The pharmacological agents for NCX1 regulation are classified into two groups: stimulators and inhibitors. The pharmacology of NCX1 inhibitors has been reported by several researchers [9–11]. On the other hand, there are next to no reports on NCX1 stimulants among cardioprotective agents. This review is about the properties of NCX1 stimulators among cardioprotective drugs including nicorandil, pinacidil, flecainide, sodium nitroprusside (SNP), and sildenafil, which we have investigated to date, as well as atrial natriuretic peptide (ANP) and dofetilide.

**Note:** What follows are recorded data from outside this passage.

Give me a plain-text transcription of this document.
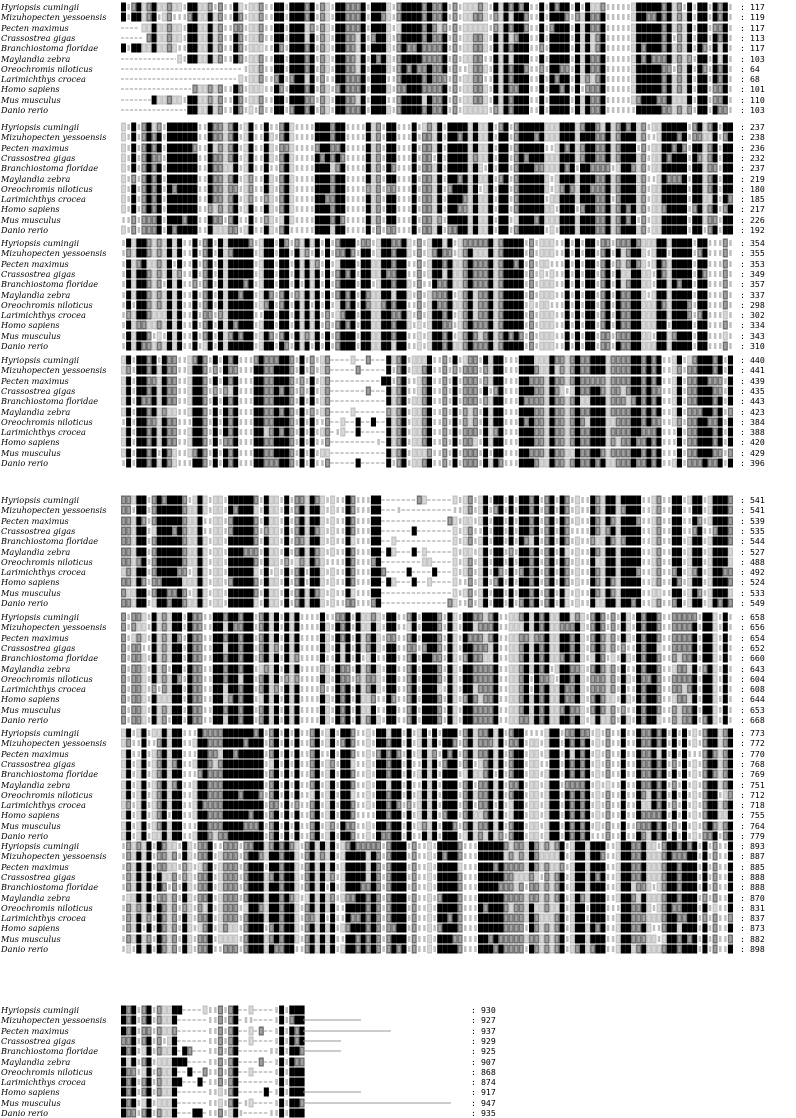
Hyriopsis cumingii	: 117
Mizuhopecten yessoensis	: 119
Pecten maximus	: 117
Crassostrea gigas	: 113
Branchiostoma floridae	: 117
Maylandia zebra	: 103
Oreochromis niloticus	: 64
Larimichthys crocea	: 68
Homo sapiens	: 101
Mus musculus	: 110
Danio rerio	: 103
Hyriopsis cumingii	: 237
Mizuhopecten yessoensis	: 238
Pecten maximus	: 236
Crassostrea gigas	: 232
Branchiostoma floridae	: 237
Maylandia zebra	: 219
Oreochromis niloticus	: 180
Larimichthys crocea	: 185
Homo sapiens	: 217
Mus musculus	: 226
Danio rerio	: 192
Hyriopsis cumingii	: 354
Mizuhopecten yessoensis	: 355
Pecten maximus	: 353
Crassostrea gigas	: 349
Branchiostoma floridae	: 357
Maylandia zebra	: 337
Oreochromis niloticus	: 298
Larimichthys crocea	: 302
Homo sapiens	: 334
Mus musculus	: 343
Danio rerio	: 310
Hyriopsis cumingii	: 440
Mizuhopecten yessoensis	: 441
Pecten maximus	: 439
Crassostrea gigas	: 435
Branchiostoma floridae	: 443
Maylandia zebra	: 423
Oreochromis niloticus	: 384
Larimichthys crocea	: 388
Homo sapiens	: 420
Mus musculus	: 429
Danio rerio	: 396
Hyriopsis cumingii	: 541
Mizuhopecten yessoensis	: 541
Pecten maximus	: 539
Crassostrea gigas	: 535
Branchiostoma floridae	: 544
Maylandia zebra	: 527
Oreochromis niloticus	: 488
Larimichthys crocea	: 492
Homo sapiens	: 524
Mus musculus	: 533
Danio rerio	: 549
Hyriopsis cumingii	: 658
Mizuhopecten yessoensis	: 656
Pecten maximus	: 654
Crassostrea gigas	: 652
Branchiostoma floridae	: 660
Maylandia zebra	: 643
Oreochromis niloticus	: 604
Larimichthys crocea	: 608
Homo sapiens	: 644
Mus musculus	: 653
Danio rerio	: 668
Hyriopsis cumingii	: 773
Mizuhopecten yessoensis	: 772
Pecten maximus	: 770
Crassostrea gigas	: 768
Branchiostoma floridae	: 769
Maylandia zebra	: 751
Oreochromis niloticus	: 712
Larimichthys crocea	: 718
Homo sapiens	: 755
Mus musculus	: 764
Danio rerio	: 779
Hyriopsis cumingii	: 893
Mizuhopecten yessoensis	: 887
Pecten maximus	: 885
Crassostrea gigas	: 888
Branchiostoma floridae	: 888
Maylandia zebra	: 870
Oreochromis niloticus	: 831
Larimichthys crocea	: 837
Homo sapiens	: 873
Mus musculus	: 882
Danio rerio	: 898
Hyriopsis cumingii	: 930
Mizuhopecten yessoensis	: 927
Pecten maximus	: 937
Crassostrea gigas	: 929
Branchiostoma floridae	: 925
Maylandia zebra	: 907
Oreochromis niloticus	: 868
Larimichthys crocea	: 874
Homo sapiens	: 917
Mus musculus	: 947
Danio rerio	: 935
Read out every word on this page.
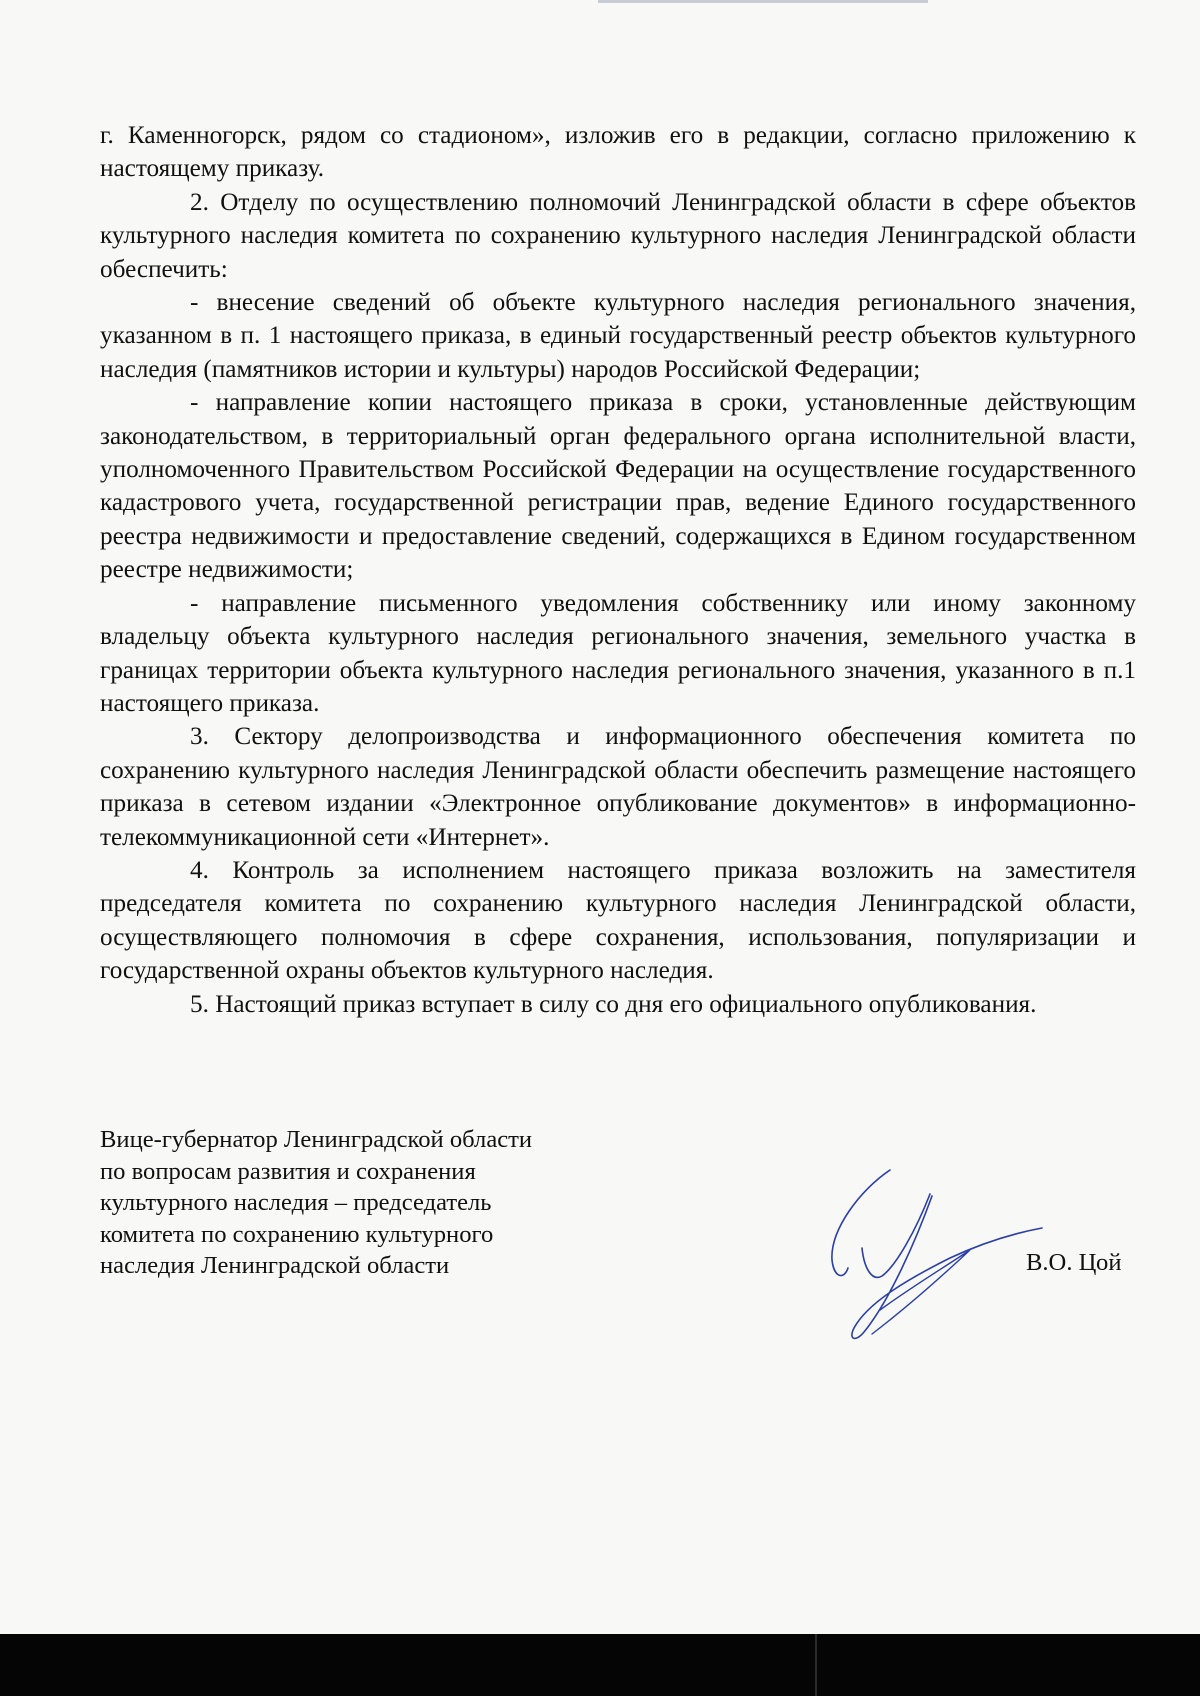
г. Каменногорск, рядом со стадионом», изложив его в редакции, согласно приложению к настоящему приказу.

2. Отделу по осуществлению полномочий Ленинградской области в сфере объектов культурного наследия комитета по сохранению культурного наследия Ленинградской области обеспечить:

- внесение сведений об объекте культурного наследия регионального значения, указанном в п. 1 настоящего приказа, в единый государственный реестр объектов культурного наследия (памятников истории и культуры) народов Российской Федерации;

- направление копии настоящего приказа в сроки, установленные действующим законодательством, в территориальный орган федерального органа исполнительной власти, уполномоченного Правительством Российской Федерации на осуществление государственного кадастрового учета, государственной регистрации прав, ведение Единого государственного реестра недвижимости и предоставление сведений, содержащихся в Едином государственном реестре недвижимости;

- направление письменного уведомления собственнику или иному законному владельцу объекта культурного наследия регионального значения, земельного участка в границах территории объекта культурного наследия регионального значения, указанного в п.1 настоящего приказа.

3. Сектору делопроизводства и информационного обеспечения комитета по сохранению культурного наследия Ленинградской области обеспечить размещение настоящего приказа в сетевом издании «Электронное опубликование документов» в информационно-телекоммуникационной сети «Интернет».

4. Контроль за исполнением настоящего приказа возложить на заместителя председателя комитета по сохранению культурного наследия Ленинградской области, осуществляющего полномочия в сфере сохранения, использования, популяризации и государственной охраны объектов культурного наследия.

5. Настоящий приказ вступает в силу со дня его официального опубликования.

Вице-губернатор Ленинградской области
по вопросам развития и сохранения
культурного наследия – председатель
комитета по сохранению культурного
наследия Ленинградской области	В.О. Цой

NCX1 and NO/cGMP/PKG signaling pathway
In the cytoplasm, nitrate oxide synthase (NOS) produces NO, which activates a soluble guanylate cyclase (GC) and increases intracellular guanosine 3′,5′-cyclic monophosphate (cGMP) and thereby activates cGMP dependent protein kinase (PKG). Several studies have indicated that NCX1 function may be stimulated through the NO/cGMP/PKG signaling pathway in in vitro [12–14]. Horie et al. (1991) reported in single cardiac cells that nicorandil, which has nitrate-like activity and a KATP channel opening activity, decreases the resting level of intracellular Ca2+ ([Ca2+]i) via cGMP-mediated activation of plasma membrane transporters . In addition, Baczkó et al. (2004) reported that, in rat cardiac myocytes, another KATP channel opener (pinacidil) prevents hypoxia/reoxygenation-induced Ca2+ overload . This effect was due to hyperpolarization of the diastolic membrane potential, which may facilitate Ca2+ exit by NCX1. From these two reports, we suspected a relationship between KATP channel openers and NCX1. Therefore, we investigated the effects of KATP channel openers on NCX1 function and possible involvement of the NO/cGMP/PKG signaling pathway.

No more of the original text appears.